Weight Loss Wins, But Mood Tells Another Story

Thirty-seven adults completed the 3-month hypocaloric intervention, 23 on the Mediterranean diet, and 14 on the Ketogenic diet. Although both groups lost significant weight, the Keto diet delivered the sharper drop, consistent with its aggressive macronutrient profile (only 5% carbohydrates and 65% fat). But when it came to depressive symptoms, the Mediterranean diet decisively outperformed Keto. Participants started with mild depression, yet those on the Med diet saw far greater improvement in Beck Depression Inventory scores. Crucially, mood changes did not correlate with weight loss, suggesting that nutrient quality, rather than kilos shed, played the larger role in emotional health.


Impulsivity Drops Under Keto, Offering a Clue

While the Mediterranean diet lifted mood, the Ketogenic diet significantly reduced impulsivity, especially in the “urgency” dimension, acting rashly when distressed. This reduction may explain why Keto participants adhered more tightly to their regimen and ultimately lost more weight. The contrast between improved impulsivity but lesser mood improvement under Keto paints a complex psychological picture: one diet may support self-control, while the other may better support emotional resilience.


The Gut Microbiome: Where Diets Diverge Dramatically

Stool analyses revealed that both diets reshaped gut bacterial communities, but the Keto diet triggered far more extensive and disruptive microbial shifts. Keto participants experienced losses of beneficial genera such as Bifidobacterium and Incertae Sedis, while showing increases in genera like Aeromonas and Actinomyces. Functional predictions showed 34 microbial pathways altered under Keto, many involved in aromatic compound degradation, compared to just two in the Med group. Meanwhile, the Mediterranean diet boosted Akkermansia, a bacterium consistently linked with metabolic health.
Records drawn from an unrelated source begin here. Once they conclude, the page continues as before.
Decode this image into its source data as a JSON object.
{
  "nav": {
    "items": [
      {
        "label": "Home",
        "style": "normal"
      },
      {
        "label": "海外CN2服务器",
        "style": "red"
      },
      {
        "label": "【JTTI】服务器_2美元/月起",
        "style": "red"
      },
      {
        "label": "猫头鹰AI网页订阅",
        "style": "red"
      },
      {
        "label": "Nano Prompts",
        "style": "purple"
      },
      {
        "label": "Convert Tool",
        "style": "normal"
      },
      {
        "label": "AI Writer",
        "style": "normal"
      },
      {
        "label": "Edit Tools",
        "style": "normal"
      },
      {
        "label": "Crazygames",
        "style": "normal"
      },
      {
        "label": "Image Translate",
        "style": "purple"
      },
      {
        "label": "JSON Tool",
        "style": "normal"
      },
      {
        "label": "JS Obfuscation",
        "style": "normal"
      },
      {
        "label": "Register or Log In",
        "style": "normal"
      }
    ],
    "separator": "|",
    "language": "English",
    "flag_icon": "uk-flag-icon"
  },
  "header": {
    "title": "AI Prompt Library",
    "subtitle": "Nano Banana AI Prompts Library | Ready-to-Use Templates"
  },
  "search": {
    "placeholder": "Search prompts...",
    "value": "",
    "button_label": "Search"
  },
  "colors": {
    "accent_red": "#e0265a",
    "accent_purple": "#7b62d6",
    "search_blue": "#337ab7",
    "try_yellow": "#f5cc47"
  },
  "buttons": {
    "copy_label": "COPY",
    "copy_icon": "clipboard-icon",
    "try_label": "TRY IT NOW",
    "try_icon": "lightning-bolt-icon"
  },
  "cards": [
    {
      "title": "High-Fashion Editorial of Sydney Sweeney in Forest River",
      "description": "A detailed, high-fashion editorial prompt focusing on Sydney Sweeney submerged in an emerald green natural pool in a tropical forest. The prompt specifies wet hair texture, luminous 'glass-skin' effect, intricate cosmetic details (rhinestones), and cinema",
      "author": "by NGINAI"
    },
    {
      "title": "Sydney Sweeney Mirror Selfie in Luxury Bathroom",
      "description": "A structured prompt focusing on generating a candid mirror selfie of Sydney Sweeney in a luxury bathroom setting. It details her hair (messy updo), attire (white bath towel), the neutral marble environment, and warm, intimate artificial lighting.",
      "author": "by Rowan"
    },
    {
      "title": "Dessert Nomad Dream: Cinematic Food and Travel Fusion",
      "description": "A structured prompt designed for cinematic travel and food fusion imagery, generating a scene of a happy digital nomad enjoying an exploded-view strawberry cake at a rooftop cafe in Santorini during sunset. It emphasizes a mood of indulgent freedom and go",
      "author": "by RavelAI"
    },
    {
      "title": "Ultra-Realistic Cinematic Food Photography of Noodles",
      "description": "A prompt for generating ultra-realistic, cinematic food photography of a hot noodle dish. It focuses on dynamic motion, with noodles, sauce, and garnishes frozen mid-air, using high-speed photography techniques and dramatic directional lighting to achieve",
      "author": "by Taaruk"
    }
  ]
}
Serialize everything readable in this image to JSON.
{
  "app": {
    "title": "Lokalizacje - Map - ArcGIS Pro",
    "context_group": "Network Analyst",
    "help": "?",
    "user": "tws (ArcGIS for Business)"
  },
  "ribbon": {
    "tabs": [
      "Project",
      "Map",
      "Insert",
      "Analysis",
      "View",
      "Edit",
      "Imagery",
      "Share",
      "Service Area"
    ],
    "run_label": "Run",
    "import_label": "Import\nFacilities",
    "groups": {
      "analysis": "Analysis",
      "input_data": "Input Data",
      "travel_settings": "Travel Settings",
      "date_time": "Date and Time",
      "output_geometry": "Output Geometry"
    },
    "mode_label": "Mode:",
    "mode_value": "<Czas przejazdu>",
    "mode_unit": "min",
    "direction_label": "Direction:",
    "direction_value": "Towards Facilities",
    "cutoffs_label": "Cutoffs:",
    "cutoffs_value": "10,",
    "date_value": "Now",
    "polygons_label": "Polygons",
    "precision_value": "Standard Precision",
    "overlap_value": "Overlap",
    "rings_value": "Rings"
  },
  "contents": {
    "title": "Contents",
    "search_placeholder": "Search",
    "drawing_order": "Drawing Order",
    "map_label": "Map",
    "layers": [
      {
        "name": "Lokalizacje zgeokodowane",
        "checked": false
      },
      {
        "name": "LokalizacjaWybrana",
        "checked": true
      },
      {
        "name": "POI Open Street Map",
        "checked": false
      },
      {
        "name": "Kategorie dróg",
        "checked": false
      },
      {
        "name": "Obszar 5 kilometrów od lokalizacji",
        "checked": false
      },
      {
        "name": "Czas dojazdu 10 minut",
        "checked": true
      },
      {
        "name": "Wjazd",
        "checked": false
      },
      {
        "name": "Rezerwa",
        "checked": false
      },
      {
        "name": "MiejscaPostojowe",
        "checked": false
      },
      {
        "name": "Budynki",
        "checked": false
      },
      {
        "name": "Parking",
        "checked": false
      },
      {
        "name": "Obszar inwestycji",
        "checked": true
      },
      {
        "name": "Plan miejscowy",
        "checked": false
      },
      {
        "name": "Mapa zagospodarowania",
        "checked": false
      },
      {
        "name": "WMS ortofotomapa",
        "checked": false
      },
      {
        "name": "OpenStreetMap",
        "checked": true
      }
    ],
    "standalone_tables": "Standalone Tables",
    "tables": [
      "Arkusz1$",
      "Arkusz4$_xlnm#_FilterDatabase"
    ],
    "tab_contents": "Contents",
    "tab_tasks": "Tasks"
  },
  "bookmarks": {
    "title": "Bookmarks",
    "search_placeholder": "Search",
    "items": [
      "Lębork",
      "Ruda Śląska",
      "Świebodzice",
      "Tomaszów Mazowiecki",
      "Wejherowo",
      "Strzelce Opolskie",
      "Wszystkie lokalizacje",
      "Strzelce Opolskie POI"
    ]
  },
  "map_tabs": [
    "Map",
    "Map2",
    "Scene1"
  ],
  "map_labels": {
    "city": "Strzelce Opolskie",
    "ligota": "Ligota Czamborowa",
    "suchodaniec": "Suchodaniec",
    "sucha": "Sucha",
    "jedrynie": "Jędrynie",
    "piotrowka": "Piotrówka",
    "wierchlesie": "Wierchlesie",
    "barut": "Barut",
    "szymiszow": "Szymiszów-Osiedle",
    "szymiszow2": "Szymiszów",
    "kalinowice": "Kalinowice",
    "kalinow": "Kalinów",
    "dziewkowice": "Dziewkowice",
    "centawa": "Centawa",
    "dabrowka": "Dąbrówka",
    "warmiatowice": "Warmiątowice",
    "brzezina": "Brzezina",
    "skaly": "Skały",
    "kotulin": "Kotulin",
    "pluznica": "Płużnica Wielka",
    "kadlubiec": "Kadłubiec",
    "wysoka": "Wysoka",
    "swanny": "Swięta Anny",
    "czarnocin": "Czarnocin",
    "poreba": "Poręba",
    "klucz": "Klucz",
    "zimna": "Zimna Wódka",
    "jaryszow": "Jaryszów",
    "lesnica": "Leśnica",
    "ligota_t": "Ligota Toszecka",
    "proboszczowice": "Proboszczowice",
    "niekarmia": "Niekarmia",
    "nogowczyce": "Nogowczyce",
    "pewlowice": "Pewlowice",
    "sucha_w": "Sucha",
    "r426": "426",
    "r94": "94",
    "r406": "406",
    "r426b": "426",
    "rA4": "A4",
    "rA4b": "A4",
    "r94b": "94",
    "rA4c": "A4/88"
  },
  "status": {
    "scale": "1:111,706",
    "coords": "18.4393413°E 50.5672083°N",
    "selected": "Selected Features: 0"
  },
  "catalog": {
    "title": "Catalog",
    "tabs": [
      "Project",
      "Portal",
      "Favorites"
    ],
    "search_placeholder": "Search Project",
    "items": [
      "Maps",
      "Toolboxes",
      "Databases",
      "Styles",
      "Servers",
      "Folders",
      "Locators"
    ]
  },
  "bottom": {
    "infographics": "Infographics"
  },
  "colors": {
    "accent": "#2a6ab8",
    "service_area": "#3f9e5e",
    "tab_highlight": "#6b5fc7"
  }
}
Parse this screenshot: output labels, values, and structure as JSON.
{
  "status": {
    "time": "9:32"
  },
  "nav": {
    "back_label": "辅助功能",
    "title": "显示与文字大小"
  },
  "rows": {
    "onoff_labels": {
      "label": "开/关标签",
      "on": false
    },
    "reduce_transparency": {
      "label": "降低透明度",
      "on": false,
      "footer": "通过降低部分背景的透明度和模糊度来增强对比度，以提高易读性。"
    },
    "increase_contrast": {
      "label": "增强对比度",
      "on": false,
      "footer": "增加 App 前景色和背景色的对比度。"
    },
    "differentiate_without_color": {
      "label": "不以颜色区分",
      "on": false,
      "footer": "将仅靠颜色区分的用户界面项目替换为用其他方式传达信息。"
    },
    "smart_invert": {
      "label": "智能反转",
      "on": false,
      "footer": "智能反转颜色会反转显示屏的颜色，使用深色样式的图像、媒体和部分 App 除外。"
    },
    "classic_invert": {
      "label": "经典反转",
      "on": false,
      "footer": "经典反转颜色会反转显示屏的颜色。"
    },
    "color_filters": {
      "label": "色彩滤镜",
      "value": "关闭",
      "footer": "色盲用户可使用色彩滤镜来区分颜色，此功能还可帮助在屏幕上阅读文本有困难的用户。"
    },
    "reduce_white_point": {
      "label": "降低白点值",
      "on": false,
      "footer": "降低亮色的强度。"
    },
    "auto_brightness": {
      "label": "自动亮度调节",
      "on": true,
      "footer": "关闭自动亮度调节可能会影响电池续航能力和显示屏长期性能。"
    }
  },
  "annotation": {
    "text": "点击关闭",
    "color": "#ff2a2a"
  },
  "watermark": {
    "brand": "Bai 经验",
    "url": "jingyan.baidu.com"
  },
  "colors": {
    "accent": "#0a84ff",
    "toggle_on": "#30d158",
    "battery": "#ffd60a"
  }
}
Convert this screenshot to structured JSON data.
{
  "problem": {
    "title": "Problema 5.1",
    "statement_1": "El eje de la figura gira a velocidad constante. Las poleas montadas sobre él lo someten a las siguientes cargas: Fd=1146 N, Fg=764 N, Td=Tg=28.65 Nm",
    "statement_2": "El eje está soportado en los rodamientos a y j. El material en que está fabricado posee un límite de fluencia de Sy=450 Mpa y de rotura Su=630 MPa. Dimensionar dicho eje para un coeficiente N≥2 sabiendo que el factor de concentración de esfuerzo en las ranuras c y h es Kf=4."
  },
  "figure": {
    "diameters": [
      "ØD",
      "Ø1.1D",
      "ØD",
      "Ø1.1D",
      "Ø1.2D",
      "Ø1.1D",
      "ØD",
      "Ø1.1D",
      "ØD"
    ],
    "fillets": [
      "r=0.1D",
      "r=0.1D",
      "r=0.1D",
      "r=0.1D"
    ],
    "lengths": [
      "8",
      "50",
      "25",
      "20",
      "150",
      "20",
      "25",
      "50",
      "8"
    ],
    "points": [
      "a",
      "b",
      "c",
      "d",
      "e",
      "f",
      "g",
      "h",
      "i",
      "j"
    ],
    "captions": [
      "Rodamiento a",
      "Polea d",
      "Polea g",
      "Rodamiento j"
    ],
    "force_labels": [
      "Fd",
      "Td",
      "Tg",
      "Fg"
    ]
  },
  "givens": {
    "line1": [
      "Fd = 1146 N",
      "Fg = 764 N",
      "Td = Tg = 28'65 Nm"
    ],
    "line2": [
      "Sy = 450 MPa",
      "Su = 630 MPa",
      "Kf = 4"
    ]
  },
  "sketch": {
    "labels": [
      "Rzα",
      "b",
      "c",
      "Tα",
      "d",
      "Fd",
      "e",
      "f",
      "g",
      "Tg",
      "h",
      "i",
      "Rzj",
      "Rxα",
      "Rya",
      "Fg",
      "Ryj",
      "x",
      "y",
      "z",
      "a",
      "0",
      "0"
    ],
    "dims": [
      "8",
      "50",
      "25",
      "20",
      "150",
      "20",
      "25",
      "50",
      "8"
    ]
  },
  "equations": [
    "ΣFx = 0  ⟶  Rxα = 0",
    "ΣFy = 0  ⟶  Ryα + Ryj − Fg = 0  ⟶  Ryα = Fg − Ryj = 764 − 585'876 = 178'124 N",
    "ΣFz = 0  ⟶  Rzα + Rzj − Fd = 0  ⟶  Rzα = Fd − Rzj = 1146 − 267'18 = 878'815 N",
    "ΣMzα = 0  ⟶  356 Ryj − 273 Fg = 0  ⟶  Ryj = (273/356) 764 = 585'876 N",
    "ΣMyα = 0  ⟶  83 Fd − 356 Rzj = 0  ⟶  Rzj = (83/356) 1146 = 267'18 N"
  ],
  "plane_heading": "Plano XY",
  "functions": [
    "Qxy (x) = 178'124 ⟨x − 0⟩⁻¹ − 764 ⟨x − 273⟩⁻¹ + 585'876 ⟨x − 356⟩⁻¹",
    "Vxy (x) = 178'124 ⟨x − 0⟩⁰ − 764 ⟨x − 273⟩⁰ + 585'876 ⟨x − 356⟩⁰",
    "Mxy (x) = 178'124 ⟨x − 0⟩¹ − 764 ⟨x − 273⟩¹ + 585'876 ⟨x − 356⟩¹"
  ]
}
These contrasting microbial signatures raised a key question: could these diet-driven bacterial changes influence the brain?


Mice Reveal the Gut–Brain Connection

To probe that question, researchers transplanted participants’ post-diet microbiota into microbiota-depleted mice. The outcome was striking. Mice receiving Keto-derived microbiota displayed anxiety-like behaviours: they moved less, avoided open spaces, hesitated before exploring, and showed more stereotypic actions like head-bobbing and tail flicks. Mice colonised with Mediterranean-diet microbiota behaved more calmly and explored more freely. Microbial sequencing in the animals showed that Keto-recipient mice had reduced diversity, and 20 genera were significantly depleted, suggesting a destabilised gut ecosystem.

Biochemical tests added another layer: Keto-recipient mice exhibited elevated taurine, betaine, and alanine in the brain, with glycine declining. Serum markers also shifted, including higher histidine and methionine and lower succinate. One metabolite, threonine, strongly correlated with exploratory behaviour and reduced freezing, hinting at molecular links between microbial changes and emotional expression. Beneficial genera like Alistipes and Muribaculaceae, associated with healthier behavioural outcomes, were markedly lower in Keto-recipient mice.


A Call for Personalised Diets Beyond Weight Loss

Although the study’s modest sample size and sex imbalance, since the Keto group contained only women, limit broad generalisation, the findings illuminate a powerful truth: diets reshape the gut and brain in distinct ways, and rapid weight loss does not guarantee emotional benefit. For people living with obesity, the Mediterranean diet may offer stronger short-term protection against depressive symptoms, while the Ketogenic diet may bolster self-control but at the potential cost of gut disruptions linked to anxiety-like outcomes in animal models.